Microsoft's development of the ClearType Font Collection marks a significant advancement in digital typography, addressing the longstanding challenge of rendering high-quality, readable fonts on screens. As digital reading becomes increasingly prevalent, these carefully crafted fonts will enhance user experience across a vast number of devices, shaping the future of on-screen text presentation.

Key Takeaways

Written by Raph Levien on April 14, 2005

The first five hundred years of typography (as opposed to calligraphy) were all about the printed page. Until recently, the most carefully designed type on computer screens was simply a placeholder for the final printed version. The promise of “what you see is what you get” was really based on a little white lie. The type on the screen would of course be coarser, and there was no hope whatsoever of faithfully reproducing the subtleties of spacing. The screens and rendering technology just couldn’t do it.

Now we are at a crossover point. A lot of people spend a lot of time reading from computer screens. Fortunately, the screens are a lot better (and still improving), and innovations such as Microsoft’s ClearType are pushing the envelope of rendering technology. Even so, most of the fonts people read on-screen are either holdovers from pre-digital print, or screen fonts excellently tuned for last year’s displays. The time is right for new fonts carefully crafted for reading on today’s screens, and those of the next few years.

Microsoft has sensed this need and has responded by commissioning a suite of six fonts optimized for ClearType. These fonts will be bundled with the upcoming Longhorn operating system, scheduled to ship in late 2006. Microsoft’s dominant market position ensures that a huge fraction of the letters projected onto eyeballs in the next decade will be renderings of these fonts.

Stephen Coles asked me to review these fonts for Typographica. Since I also work on font rendering technology, having recently developed FontFocus, I have passionate opinions about the way fonts rendered into pixels should look. The fact that my technology competes with Microsoft’s would of course disqualify me from writing as an objective journalism, but that’s not what you’ll get here.

The Technology

ClearType first shipped in January 2000 with Microsoft Reader for Pocket PC’s, to generally good reviews, and is now integrated with Windows XP. At its core is RGB sub-pixel rendering, which takes advantage of the fact that a 100 dpi color LCD panel is at heart a 300×100 dpi monochrome display with a color stripe filter. If you could get rid of the stripe filter, you’d immediately have much better resolution in the horizontal direction, which would be most useful for near-vertical stems. Another possibility would be to leave the stripe filter on and send the same image you’d send to a 300×100 dpi monochrome display, but that would result in serious color fringing. The essence of ClearType is a clever filtering technique to get rid of most of the color fringing, while retaining at least some of the resolution enhancement.

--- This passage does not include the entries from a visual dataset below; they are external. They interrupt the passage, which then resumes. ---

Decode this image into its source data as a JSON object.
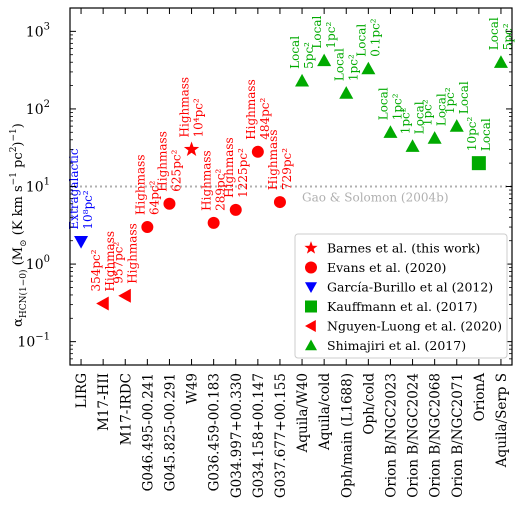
{
  "chart_data": {
    "type": "scatter",
    "ylabel": "α_HCN(1−0) (M_⊙ (K km s⁻¹ pc²)⁻¹)",
    "ylabel_parts": {
      "alpha": "α",
      "sub": "HCN(1−0)",
      "units": " (M",
      "sun": "⊙",
      "units2": " (K km s",
      "sup1": "−1",
      "units3": " pc",
      "sup2": "2",
      "units4": ")",
      "sup3": "−1",
      "units5": ")"
    },
    "yscale": "log",
    "ylim": [
      0.05,
      2000
    ],
    "yticks": [
      {
        "value": 0.1,
        "base": "10",
        "exp": "−1"
      },
      {
        "value": 1,
        "base": "10",
        "exp": "0"
      },
      {
        "value": 10,
        "base": "10",
        "exp": "1"
      },
      {
        "value": 100,
        "base": "10",
        "exp": "2"
      },
      {
        "value": 1000,
        "base": "10",
        "exp": "3"
      }
    ],
    "categories": [
      "LIRG",
      "M17-HII",
      "M17-IRDC",
      "G046.495-00.241",
      "G045.825-00.291",
      "W49",
      "G036.459-00.183",
      "G034.997+00.330",
      "G034.158+00.147",
      "G037.677+00.155",
      "Aquila/W40",
      "Aquila/cold",
      "Oph/main (L1688)",
      "Oph/cold",
      "Orion B/NGC2023",
      "Orion B/NGC2024",
      "Orion B/NGC2068",
      "Orion B/NGC2071",
      "OrionA",
      "Aquila/Serp S"
    ],
    "reference_line": {
      "value": 10,
      "label": "Gao & Solomon (2004b)",
      "color": "#b0b0b0"
    },
    "grid": false,
    "legend_position": "bottom-right",
    "series": [
      {
        "name": "Barnes et al. (this work)",
        "marker": "star",
        "color": "#ff0000",
        "points": [
          {
            "x": "W49",
            "y": 30,
            "label": "Highmass 10⁴pc²"
          }
        ]
      },
      {
        "name": "Evans et al. (2020)",
        "marker": "circle",
        "color": "#ff0000",
        "points": [
          {
            "x": "G046.495-00.241",
            "y": 3.0,
            "label": "Highmass 64pc²"
          },
          {
            "x": "G045.825-00.291",
            "y": 6.0,
            "label": "Highmass 625pc²"
          },
          {
            "x": "G036.459-00.183",
            "y": 3.4,
            "label": "Highmass 289pc²"
          },
          {
            "x": "G034.997+00.330",
            "y": 5.0,
            "label": "Highmass 1225pc²"
          },
          {
            "x": "G034.158+00.147",
            "y": 28,
            "label": "Highmass 484pc²"
          },
          {
            "x": "G037.677+00.155",
            "y": 6.3,
            "label": "Highmass 729pc²"
          }
        ]
      },
      {
        "name": "García-Burillo et al (2012)",
        "marker": "triangle-down",
        "color": "#0000ff",
        "points": [
          {
            "x": "LIRG",
            "y": 1.95,
            "label": "Extragalactic 10⁸pc²"
          }
        ]
      },
      {
        "name": "Kauffmann et al. (2017)",
        "marker": "square",
        "color": "#00aa00",
        "points": [
          {
            "x": "OrionA",
            "y": 20,
            "label": "10pc² Local"
          }
        ]
      },
      {
        "name": "Nguyen-Luong et al. (2020)",
        "marker": "triangle-left",
        "color": "#ff0000",
        "points": [
          {
            "x": "M17-HII",
            "y": 0.31,
            "label": "354pc² Highmass"
          },
          {
            "x": "M17-IRDC",
            "y": 0.39,
            "label": "957pc² Highmass"
          }
        ]
      },
      {
        "name": "Shimajiri et al. (2017)",
        "marker": "triangle-up",
        "color": "#00aa00",
        "points": [
          {
            "x": "Aquila/W40",
            "y": 230,
            "label": "Local 5pc²"
          },
          {
            "x": "Aquila/cold",
            "y": 420,
            "label": "Local 1pc²"
          },
          {
            "x": "Oph/main (L1688)",
            "y": 160,
            "label": "Local 1pc²"
          },
          {
            "x": "Oph/cold",
            "y": 330,
            "label": "Local 0.1pc²"
          },
          {
            "x": "Orion B/NGC2023",
            "y": 50,
            "label": "Local 1pc²"
          },
          {
            "x": "Orion B/NGC2024",
            "y": 33,
            "label": "1pc² Local"
          },
          {
            "x": "Orion B/NGC2068",
            "y": 42,
            "label": "1pc² Local"
          },
          {
            "x": "Orion B/NGC2071",
            "y": 60,
            "label": "1pc² Local"
          },
          {
            "x": "Aquila/Serp S",
            "y": 400,
            "label": "Local 5pc²"
          }
        ]
      }
    ]
  }
}
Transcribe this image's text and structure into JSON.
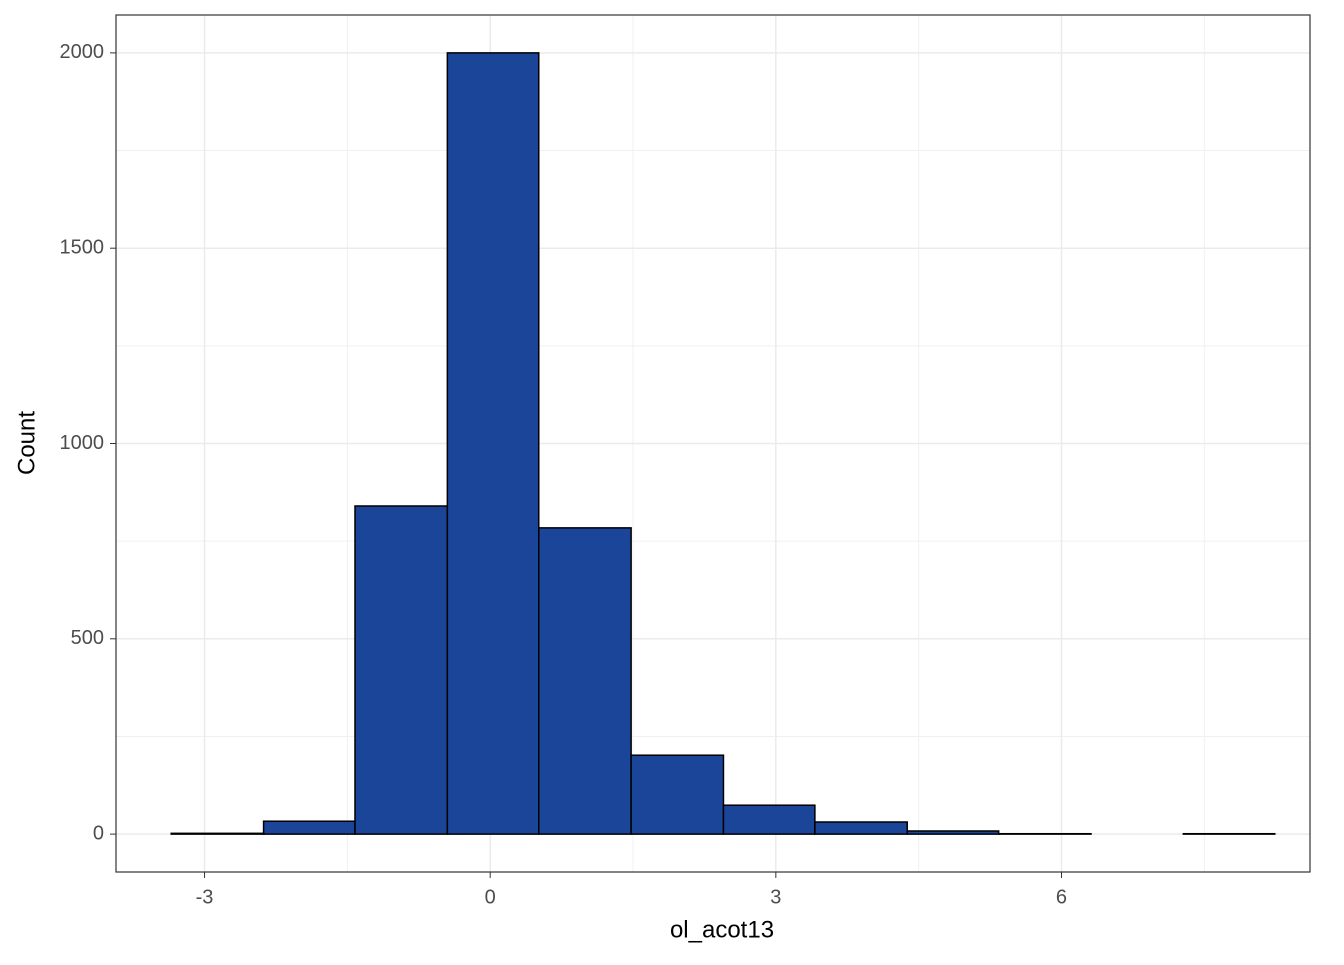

The version Microsoft will ship with Longhorn has two major refinements. First, while the old ClearType demonstrated noticeable stairstepping on near-horizontal features, now y-direction antialiasing smooths these out considerably. Ian Griffiths demonstrates this clearly.

Second, the old version of ClearType forced all positioning calculations to be done in increments of one pixel, the same as TrueType, leading to somewhat coarse spacing. The new version appears to have 1/6 pixel spacing accuracy, which looks quite a bit smoother. Further, designers don’t have to carefully hint the metrics to get good spacing.